Many well-known and often described facts also need explanation. The occurrence
of several cases of Trisomy 21 in the same family and pedigrees of Down
syndrome with other chromosomal and non-chromosomal pathologies needs explanation
as does the rigid age-dependent incidence of Down syndrome.
Cytoplasmic inheritance and Down syndrome
The following types of pathology was found in 15% of the siblings of the
families examined: heart defects in 3.7%, neural tube defects in 3.2%, brain
tumours, leukaemia, retinoblastoma, insulin independent diabetes, cleft
palate and lip, and mental retardation were detected in 0.5-1.0%. Repeated
cases of Trisomy 21 were present in two families (1.0%) who had more than
one person with Down syndrome. In another family the XO Karyotype was detected
prenatally.
Oncological disorders were found in 5.8% of the mothers, insulin-independent
diabetes in 3.2% and thyroid gland diseases in 7.9%. Disruption of reproductive
function was the most frequent pathology; spontaneous abortions in 31.1%
and infertility of various types in 12.1%.
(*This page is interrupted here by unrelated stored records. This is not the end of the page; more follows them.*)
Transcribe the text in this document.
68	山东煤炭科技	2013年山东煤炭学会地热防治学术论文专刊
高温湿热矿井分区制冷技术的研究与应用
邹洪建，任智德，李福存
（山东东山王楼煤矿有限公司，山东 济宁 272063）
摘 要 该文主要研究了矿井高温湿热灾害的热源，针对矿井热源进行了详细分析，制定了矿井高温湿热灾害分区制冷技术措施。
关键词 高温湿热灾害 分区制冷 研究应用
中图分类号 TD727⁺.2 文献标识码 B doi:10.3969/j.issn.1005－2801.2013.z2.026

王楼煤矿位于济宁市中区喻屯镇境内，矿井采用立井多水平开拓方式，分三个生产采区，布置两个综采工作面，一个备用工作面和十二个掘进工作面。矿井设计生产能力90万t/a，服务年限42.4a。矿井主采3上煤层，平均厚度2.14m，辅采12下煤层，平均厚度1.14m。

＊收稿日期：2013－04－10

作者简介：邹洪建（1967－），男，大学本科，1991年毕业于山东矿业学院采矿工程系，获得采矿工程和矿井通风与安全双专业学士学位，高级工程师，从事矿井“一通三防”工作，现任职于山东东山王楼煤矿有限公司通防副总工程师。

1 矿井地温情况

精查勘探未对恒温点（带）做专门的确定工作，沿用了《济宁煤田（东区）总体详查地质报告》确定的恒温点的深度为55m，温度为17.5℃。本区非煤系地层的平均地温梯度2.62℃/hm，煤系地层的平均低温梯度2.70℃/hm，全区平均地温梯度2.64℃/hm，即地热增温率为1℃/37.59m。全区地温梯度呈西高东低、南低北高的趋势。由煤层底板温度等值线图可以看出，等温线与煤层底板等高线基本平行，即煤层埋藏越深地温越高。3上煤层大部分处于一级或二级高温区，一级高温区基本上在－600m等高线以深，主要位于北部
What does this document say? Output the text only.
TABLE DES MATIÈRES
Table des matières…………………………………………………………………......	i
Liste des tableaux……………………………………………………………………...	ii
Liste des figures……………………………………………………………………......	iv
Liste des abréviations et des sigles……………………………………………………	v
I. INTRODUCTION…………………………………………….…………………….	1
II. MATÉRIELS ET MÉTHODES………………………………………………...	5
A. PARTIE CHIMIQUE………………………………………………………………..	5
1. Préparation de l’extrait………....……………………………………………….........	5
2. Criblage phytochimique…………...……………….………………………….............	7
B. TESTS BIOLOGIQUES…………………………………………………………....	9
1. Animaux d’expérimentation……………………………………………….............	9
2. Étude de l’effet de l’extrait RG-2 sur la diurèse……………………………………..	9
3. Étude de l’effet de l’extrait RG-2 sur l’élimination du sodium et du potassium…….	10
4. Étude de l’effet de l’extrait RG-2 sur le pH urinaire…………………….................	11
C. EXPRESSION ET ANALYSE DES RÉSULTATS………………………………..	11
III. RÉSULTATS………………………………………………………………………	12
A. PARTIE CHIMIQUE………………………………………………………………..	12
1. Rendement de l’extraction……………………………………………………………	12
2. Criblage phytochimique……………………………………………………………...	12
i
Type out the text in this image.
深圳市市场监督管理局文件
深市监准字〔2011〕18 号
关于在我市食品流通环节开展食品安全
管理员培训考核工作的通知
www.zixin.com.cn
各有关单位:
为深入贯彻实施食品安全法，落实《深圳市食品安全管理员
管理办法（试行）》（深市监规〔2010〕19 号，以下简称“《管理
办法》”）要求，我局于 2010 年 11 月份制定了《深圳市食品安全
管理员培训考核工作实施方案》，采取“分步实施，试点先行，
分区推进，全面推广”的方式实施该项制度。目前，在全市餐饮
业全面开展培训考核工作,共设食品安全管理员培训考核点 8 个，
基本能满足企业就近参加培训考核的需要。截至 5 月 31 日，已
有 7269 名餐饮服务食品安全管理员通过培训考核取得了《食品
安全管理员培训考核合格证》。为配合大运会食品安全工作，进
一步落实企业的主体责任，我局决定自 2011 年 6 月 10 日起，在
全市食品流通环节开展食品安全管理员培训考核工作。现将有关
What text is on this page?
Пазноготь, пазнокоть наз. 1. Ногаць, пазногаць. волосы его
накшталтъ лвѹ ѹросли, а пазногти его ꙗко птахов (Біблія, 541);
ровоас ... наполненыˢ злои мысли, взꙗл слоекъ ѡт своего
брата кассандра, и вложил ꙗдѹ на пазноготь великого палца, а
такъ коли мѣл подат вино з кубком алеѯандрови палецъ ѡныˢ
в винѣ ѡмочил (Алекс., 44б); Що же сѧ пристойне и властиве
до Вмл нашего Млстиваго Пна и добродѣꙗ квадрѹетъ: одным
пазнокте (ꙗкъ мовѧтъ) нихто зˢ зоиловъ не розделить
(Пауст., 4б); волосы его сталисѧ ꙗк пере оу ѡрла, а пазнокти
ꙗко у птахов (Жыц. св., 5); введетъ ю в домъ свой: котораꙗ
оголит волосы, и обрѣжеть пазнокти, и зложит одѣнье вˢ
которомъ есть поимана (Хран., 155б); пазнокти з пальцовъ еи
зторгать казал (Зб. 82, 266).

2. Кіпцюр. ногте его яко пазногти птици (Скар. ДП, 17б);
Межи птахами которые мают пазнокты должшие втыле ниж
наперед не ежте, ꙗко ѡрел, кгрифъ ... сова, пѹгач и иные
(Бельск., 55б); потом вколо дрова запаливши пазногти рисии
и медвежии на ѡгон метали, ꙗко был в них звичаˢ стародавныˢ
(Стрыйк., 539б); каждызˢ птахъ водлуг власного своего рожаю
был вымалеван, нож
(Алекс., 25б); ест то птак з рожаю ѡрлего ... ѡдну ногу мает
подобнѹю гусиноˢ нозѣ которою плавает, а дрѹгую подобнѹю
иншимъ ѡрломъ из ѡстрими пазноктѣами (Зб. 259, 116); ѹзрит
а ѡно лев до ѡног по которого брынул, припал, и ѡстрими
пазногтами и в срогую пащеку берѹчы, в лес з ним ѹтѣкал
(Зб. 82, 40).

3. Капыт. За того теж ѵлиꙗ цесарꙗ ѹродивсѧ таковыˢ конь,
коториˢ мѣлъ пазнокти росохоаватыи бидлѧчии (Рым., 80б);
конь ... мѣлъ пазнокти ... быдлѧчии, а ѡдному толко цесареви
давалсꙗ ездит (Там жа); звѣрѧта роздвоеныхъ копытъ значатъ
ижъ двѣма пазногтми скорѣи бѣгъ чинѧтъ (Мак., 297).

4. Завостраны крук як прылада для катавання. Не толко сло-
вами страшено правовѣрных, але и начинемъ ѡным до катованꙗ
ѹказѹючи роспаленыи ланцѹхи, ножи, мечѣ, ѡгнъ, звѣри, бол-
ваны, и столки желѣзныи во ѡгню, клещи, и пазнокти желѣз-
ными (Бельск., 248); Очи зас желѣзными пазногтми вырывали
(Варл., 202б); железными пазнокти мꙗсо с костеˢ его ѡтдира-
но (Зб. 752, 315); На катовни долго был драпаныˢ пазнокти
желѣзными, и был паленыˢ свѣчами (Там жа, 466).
The above mentioned disorders were found in relatives of mothers, including
cases of Trisomy 21 (3.7%) and Alzheimer's disease (1.6%). These pathologies
were much less frequent in the father's pedigrees.
Analysis of the 190 pedigrees, including 32 with multiple marriages of mothers
and/or grandmothers, suggests a cytoplasmic inheritance of the predisposition
to Trisomy 21 (Figure 1).




Figure 1. The most demonstrative pedigrees
Disturbance of the oxidant-antioxidant system in donors of the extra chromosome
21
Examination of the extra chromosome 21 donors (Arbuzova,
1996a) showed an increase of free-radical processes in blood as measured
by chemiluminescence (Imax), and a decrease of SOD-1 activity (Table 1).
Table 1. The results of biochemical examinations *Significance
level for comparison between donors and control groups (p < 0.01)
|
18-35 years |
36-45 years |
| Parameters |
Donors
n = 40 |
Control
n = 25 |
Donors
n = 30 |
control
n = 25 |
| Imax, relative U |
31.0±0.9* |
26.4±0.9 |
39.9±1.1* |
35.0±0.9 |
| SOD-1, activity U |
19.9±0.6* |
31.1±1.1 |
18.0±0.6* |
34.2±0.6 |
Analysis of the age-dependent changes of these parameters shows that the
increase of free-radical activity with age is also observed in control groups
but is less significant than in donors of extra chromosome 21 and is accompanied
by an increase in SOD-1 activity (Arbuzova,
1996b). The tendency towards a decrease in SOD-1 activity in the control
group is only noticed in women older than 40 years (Figure 2).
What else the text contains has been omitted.